The drafting and adoption of the new constitution was not without controversy, however, as sectarian tensions in Iraq figured heavily in the process. The deadline for the conclusion of drafting was extended on four occasions because of the lack of consensus on religious language. In the end, only three of the 15 Sunni members of the drafting committee attended the signing ceremony, and none of them signed it. Sunni leaders were generally urging the electorate to reject the constitution in the 15 October referendum, but were overwhelmingly rejected by the voters.

The text of the proposed constitution was read to the National Assembly on Sunday, 28 August 2005. It describes the state as a “democratic, federal, representative republic” and a “multiethnic, multi-religious and multi-sect country”.

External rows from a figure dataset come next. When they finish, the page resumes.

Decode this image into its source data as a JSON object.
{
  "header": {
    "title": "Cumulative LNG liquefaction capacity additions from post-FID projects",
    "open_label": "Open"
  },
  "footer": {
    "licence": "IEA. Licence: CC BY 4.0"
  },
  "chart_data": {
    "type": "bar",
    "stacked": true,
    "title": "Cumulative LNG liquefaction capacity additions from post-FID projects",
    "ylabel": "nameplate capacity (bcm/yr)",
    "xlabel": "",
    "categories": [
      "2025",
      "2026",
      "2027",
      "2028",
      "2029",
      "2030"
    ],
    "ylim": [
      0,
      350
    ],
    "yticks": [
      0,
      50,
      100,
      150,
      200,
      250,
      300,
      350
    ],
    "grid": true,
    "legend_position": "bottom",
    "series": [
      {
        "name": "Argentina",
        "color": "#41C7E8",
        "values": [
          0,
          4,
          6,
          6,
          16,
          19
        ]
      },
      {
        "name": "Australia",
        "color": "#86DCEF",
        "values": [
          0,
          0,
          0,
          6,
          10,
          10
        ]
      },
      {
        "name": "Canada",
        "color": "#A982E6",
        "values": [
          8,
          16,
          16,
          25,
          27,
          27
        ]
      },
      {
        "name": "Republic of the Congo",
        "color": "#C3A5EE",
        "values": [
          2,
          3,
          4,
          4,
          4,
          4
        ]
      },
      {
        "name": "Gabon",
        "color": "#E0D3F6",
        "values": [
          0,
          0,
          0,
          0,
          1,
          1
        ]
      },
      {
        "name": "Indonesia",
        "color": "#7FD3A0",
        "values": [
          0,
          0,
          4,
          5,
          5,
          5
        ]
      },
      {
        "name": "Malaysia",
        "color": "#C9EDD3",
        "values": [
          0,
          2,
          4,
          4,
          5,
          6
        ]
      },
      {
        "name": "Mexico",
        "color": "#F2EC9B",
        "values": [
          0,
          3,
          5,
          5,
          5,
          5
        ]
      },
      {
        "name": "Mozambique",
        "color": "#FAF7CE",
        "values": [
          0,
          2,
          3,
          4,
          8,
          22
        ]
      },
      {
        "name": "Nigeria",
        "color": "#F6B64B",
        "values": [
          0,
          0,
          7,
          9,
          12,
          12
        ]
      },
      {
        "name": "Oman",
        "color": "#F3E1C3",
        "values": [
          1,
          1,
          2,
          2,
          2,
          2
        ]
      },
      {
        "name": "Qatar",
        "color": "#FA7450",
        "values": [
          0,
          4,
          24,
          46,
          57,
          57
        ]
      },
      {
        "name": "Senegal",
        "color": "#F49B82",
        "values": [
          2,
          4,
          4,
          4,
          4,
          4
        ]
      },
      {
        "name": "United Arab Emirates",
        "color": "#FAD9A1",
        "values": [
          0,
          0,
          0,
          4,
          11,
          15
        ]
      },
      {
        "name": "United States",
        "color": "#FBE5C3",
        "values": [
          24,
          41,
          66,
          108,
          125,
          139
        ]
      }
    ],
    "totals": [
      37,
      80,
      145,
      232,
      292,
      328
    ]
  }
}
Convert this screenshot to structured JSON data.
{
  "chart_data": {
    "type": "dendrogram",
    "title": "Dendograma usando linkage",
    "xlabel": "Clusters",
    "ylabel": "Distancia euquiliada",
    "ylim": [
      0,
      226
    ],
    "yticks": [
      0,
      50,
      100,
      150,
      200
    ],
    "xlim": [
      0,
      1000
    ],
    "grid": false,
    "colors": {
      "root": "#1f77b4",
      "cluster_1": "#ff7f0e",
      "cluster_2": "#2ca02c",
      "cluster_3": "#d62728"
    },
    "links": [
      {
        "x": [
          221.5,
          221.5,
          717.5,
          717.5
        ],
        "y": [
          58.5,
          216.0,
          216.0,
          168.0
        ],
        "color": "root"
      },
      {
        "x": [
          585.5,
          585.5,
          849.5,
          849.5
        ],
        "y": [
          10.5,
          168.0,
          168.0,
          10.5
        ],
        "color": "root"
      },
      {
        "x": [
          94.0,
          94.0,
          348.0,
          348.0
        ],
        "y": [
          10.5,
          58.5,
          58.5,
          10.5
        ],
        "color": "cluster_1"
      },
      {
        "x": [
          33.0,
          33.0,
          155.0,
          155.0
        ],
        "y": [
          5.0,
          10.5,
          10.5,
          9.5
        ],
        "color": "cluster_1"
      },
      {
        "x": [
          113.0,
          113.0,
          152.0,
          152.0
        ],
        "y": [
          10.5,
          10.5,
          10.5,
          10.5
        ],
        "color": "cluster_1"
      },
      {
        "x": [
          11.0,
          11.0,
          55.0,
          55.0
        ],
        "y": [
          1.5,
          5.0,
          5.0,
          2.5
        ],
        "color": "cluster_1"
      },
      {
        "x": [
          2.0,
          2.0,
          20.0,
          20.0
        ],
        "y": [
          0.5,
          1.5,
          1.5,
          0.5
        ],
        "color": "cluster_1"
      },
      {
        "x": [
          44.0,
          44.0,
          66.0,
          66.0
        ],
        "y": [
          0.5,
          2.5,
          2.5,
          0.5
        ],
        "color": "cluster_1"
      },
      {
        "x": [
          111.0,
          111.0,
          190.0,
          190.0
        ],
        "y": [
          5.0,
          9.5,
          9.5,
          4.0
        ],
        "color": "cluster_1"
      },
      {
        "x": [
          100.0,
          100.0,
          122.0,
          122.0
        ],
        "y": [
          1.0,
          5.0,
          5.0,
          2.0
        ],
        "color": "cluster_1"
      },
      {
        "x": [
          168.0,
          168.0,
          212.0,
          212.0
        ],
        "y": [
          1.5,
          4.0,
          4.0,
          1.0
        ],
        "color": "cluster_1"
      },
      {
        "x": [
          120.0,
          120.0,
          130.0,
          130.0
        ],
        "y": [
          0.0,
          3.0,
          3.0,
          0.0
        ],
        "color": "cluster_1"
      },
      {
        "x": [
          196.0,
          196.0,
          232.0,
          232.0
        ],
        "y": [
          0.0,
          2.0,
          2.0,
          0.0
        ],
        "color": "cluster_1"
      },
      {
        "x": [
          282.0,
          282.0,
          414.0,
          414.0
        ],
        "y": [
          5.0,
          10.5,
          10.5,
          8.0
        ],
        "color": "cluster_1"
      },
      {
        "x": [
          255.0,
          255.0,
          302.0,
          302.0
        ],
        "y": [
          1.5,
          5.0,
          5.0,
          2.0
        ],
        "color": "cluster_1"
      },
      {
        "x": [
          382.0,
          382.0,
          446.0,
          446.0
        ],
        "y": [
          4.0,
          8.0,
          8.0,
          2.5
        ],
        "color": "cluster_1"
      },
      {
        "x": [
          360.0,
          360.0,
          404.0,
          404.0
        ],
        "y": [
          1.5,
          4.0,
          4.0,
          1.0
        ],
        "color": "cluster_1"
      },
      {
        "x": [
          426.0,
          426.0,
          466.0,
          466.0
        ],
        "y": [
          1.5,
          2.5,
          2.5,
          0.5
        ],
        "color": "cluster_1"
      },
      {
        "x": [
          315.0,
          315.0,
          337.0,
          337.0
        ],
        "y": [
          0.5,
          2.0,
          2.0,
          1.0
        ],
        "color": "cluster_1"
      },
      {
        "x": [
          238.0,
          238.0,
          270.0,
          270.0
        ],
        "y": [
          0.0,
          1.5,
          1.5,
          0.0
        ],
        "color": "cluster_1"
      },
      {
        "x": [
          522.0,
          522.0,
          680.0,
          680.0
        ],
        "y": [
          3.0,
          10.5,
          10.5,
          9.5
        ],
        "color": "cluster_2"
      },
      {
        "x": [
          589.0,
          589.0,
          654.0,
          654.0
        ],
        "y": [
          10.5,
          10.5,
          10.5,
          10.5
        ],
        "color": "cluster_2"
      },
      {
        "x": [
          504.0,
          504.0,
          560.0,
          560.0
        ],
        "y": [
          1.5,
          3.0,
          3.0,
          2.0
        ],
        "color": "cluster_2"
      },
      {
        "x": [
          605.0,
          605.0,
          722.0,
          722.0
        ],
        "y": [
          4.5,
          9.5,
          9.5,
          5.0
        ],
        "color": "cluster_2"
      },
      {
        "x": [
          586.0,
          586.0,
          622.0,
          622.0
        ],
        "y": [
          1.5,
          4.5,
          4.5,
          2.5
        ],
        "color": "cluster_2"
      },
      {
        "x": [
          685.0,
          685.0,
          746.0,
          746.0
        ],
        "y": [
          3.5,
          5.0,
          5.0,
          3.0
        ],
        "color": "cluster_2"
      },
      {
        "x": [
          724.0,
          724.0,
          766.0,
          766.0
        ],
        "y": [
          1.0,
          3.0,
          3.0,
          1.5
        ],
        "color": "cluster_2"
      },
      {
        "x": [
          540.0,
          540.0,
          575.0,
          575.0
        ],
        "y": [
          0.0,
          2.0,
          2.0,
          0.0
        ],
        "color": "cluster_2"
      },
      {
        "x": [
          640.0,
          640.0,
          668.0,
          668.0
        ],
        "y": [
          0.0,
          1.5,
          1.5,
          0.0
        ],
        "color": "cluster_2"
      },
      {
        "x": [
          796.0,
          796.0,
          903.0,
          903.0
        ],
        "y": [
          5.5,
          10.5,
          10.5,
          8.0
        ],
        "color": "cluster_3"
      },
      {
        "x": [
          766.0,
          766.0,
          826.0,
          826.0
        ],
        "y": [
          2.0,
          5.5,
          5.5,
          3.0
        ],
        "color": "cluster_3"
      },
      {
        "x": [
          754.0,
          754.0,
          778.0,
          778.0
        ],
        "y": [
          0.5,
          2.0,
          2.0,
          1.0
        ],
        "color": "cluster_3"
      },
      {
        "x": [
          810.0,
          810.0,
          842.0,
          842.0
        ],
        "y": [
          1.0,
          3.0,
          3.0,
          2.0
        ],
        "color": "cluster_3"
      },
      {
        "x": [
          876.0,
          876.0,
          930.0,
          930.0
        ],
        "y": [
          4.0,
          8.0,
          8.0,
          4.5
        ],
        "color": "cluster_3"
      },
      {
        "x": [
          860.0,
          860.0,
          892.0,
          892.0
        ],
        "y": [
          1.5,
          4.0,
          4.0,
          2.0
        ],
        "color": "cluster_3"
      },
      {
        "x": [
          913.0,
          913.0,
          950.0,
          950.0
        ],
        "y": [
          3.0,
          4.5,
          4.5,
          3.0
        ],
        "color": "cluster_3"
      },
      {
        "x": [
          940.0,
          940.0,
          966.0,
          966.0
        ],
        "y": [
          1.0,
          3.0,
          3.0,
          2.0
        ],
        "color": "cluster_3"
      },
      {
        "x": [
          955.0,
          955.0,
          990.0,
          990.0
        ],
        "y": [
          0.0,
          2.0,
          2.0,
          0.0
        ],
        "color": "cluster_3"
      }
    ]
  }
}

Excerpts From The Preamble

We the sons of Mesopotamia, the creators of the alphabet, and the cradle of arithmetic: went by the millions for the first time in our history to the ballot box, men and women, young and old, on January 30, 2005, remembering the pains of the despotic band’s sectarian oppression of the majority; inspired by the suffering of Iraq’s martyrs – Sunni and Shiite, Arab, Kurd and Turkomen so we can create a new Iraq of the future, without sectarianism, racial strife, regionalism, discrimination or isolation.

Some References To Monetary Concerns From The Body Of The Constitution

The Arabic language and Kurdish languages are the two official languages of Iraq. The use of both languages is officially endorsed in any setting enjoined by the principle of equality such as bank notes, passports and stamps.

The Central Bank of Iraq is a financially and administratively independent institution and is responsible before the Council of Representatives.

The federal government shall have exclusive authorities in the issuing of currency, formulating monetary policy, and establishing and administering a central bank.

Now, will the Iraqi Dinar rise?

This currency has already gained 25% the past half year. The more stable Iraq gets the more the dinar will rise in my opinion. This is only one of the many steps Iraq has to make but for exceptance by the world bank a big one.

Still keep in mind that investing in Iraqi Dinars should be on the most risky side of your investment portfolio.